Изъять смысл — вот чего добиваются нацисты, террористы… Все, кто хочет поделить человечество на господ-садистов и влекущихся к этим господам рабов-мазохистов. Если все человечество (или хотя бы один народ) удастся полностью уложить в садомазохистскую матрицу, то конец истории реален. Ну, появятся среди рабов садисты… Их можно будет либо истребить, либо инкорпорировать в правящую касту. Сделать надсмотрщиками… А если хорошо себя проявят, то господами… Как-никак вертикальная мобильность, ротация… Почему бы и нет? Появятся среди господ мазохисты? Их надо сбросить вниз, превратить в рабов. Их место займет раб, проявивший нужные садистские склонности. Главное, чтобы не возникал сильный человек, наделенный чувством сострадания. То есть не садист… Не вполне садист… Совсем не садист. Как только такие люди возникнут в количестве, достаточном для того, чтобы проблематизировать садомазохистский социальный императив, садистское благополучие окажется под угрозой. Как сделать, чтобы подобные люди не появлялись в количестве, достаточном для проблематизации садомазохистской гармонии? Надо убивать смыслы! Выкорчевывать их, обезвреживать Идеальное, уничтожая все его регулятивные функции. И все, что связано с состраданием, — в первую очередь.
Предположим, что кому-то дорог какой-нибудь идеал.
Предположим, далее, что из идеала начисто изъято то, что можно назвать «взрывчаткой истории». Что он, так сказать, обезврежен. Что он не побуждает к критике действительности, не порождает мечты о новом, более совершенном жизнеустройстве. Вообразить себе нечто подобное достаточно сложно. Но предположим, что такой идеал возможен.
Но нельзя избавить идеал полностью от влияния на поведение (мышление и действие) того, кто им обладает. Как минимум, обладатель сам должен руководствоваться собственной идеальностью. Иначе это не идеальность. Где он начнет ею руководствоваться? В жизни, где еще. Роль идеала, конечно же, не сводится к формированию этических разграничений. Но сделать так, чтобы идеал вообще не участвовал в формировании представлений о добре и зле, должном и стыдном нельзя.
Зло в мире есть? Есть! Предположим, что ему не надо «противиться насилием», что не надо даже противиться ему иначе — как Ганди и Толстой. Но к нему как надо относиться?
Безропотно повиноваться? Служить? В каком-то смысле любить, как жертва любит террориста? «Я поклоняюсь насилию, люблю его, служу ему, ибо таков мой идеал». Что это за идеал?

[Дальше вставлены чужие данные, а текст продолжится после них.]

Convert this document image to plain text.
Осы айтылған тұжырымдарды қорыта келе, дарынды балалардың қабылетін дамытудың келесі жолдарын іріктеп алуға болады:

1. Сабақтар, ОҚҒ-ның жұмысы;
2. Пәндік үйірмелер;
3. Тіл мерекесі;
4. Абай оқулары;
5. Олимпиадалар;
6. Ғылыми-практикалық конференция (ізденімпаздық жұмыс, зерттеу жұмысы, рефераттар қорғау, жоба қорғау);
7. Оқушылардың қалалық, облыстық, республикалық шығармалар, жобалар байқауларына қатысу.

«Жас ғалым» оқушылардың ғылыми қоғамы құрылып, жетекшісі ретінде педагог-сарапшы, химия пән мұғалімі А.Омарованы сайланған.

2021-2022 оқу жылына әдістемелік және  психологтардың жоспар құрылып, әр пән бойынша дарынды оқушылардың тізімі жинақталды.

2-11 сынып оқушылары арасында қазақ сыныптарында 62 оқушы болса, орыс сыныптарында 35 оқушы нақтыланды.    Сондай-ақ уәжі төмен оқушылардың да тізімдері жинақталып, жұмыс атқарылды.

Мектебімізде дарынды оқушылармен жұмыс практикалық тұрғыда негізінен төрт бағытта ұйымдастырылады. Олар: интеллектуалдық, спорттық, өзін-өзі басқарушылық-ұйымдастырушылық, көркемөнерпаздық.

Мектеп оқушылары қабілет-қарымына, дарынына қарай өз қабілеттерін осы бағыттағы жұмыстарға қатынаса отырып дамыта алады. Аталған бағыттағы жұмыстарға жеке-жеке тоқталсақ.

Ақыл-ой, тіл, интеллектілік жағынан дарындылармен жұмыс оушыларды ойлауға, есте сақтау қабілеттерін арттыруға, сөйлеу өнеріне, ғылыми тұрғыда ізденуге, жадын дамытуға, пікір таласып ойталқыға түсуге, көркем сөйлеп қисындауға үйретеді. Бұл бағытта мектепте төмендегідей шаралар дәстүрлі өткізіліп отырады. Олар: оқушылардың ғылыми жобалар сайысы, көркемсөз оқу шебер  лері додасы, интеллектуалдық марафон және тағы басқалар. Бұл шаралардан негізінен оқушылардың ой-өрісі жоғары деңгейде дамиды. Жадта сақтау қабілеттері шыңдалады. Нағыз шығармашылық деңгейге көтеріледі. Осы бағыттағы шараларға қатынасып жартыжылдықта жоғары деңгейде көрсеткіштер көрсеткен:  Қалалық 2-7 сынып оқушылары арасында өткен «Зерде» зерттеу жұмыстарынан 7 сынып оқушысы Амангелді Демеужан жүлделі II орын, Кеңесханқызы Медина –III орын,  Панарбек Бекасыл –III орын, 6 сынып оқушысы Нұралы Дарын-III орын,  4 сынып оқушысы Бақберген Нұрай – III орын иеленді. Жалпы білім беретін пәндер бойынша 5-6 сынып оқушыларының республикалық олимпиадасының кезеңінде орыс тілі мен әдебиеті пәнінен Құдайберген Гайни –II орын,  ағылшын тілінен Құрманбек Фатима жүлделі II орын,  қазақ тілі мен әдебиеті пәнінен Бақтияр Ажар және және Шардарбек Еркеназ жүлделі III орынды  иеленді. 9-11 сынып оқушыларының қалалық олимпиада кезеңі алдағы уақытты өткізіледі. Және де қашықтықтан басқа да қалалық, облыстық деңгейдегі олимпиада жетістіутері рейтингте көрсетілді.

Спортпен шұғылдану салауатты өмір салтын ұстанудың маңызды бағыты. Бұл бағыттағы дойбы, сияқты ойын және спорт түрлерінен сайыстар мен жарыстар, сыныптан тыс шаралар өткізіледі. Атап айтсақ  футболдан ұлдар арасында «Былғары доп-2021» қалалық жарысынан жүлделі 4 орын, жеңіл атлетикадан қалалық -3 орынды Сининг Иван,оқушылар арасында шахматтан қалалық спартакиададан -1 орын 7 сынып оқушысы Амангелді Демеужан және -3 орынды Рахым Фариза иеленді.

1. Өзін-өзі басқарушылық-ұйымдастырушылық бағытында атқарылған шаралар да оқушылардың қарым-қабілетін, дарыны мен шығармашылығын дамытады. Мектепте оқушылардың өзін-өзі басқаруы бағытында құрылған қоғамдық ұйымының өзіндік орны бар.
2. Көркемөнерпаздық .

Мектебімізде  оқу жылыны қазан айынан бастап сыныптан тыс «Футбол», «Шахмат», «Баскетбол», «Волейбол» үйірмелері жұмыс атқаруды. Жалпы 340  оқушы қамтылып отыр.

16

Ясно, что это не может быть идеалом для христианина — как ты ни переформатируй христианство. Впрочем, если под переформатированием понимать «превращение», то можно все. Если «кто что в плане смыслов создал, тот это и пожрать должен», тогда…
Христианство создало личность в классическом ее понимании. Оно же, если речь идет о «превращении», должно ее уничтожить? Христианин не покорен злу. Он душу свою от него сберегает. Может быть социально отстраненное христианство. Но (вне ситуации превращения) экзистенциально отстраненного христианства быть не может. Драма борьбы за душу сил метафизического добра и метафизического же зла, Бога и Дьявола не изымается из христианства. Если речь не идет о ситуации превращения. «Покоритесь насилию и возлюбите его, откажитесь от моральной и экзистенциальной критики…» Только превращение может побудить христианство к чему-то подобному.

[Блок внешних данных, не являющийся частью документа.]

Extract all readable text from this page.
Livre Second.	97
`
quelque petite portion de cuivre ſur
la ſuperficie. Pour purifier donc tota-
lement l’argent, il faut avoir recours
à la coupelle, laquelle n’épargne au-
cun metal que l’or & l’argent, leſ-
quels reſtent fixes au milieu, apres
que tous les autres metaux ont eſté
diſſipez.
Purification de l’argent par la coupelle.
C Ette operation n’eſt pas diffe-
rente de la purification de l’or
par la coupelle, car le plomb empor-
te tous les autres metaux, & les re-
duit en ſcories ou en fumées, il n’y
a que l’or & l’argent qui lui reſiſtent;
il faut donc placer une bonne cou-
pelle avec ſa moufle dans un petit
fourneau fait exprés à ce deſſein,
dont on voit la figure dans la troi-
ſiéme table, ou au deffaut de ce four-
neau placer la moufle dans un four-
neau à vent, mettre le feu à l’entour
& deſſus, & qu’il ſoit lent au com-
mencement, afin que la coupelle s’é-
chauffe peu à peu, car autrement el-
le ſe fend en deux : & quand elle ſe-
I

Криминальному классу нужна криминальная религия. Не религия, готовая спасать заблудшую криминальную душу, а религия, готовая метафизически санкционировать покорность… Кому? Представим себе успех эксперимента по созданию беспрецедентно покорного контингента. Представим себе, что этот контингент (антропопродукт, сооруженный по воле специфического заказчика) будет за пайку вкалывать и благодарить, благодарить и вкалывать… Ну, так скажем, хозяина. Хозяин, получив такой контингент, стрижет сверхприбыль и жиреет…
Чего же не хватает в этой «социальной мистерии»? Грабежа в ней не хватает… Криминальной оргии… Ну, доходяги в лагере… Ну, раздавленные рабы… Превращение мира (и даже страны) в криминальную зону? Криминальная культура, криминальная (вне спасающая криминальные души) религия… В чем тут основная проблема? Зона не самодостаточна. Криминалитет может организовать некую социальную Систему на своих, достаточно специфических основаниях. Но такая Система — это субъект криминальной деятельности. Субъекту нужен объект. Система — это «пожирающее». Ей нужно «пожираемое». Криминальный социум должен грабить другой, некриминальный, социум. То есть он по определению является не жизнесоздателем, не жизнеорганизатором, а, так сказать, жизнепользователем.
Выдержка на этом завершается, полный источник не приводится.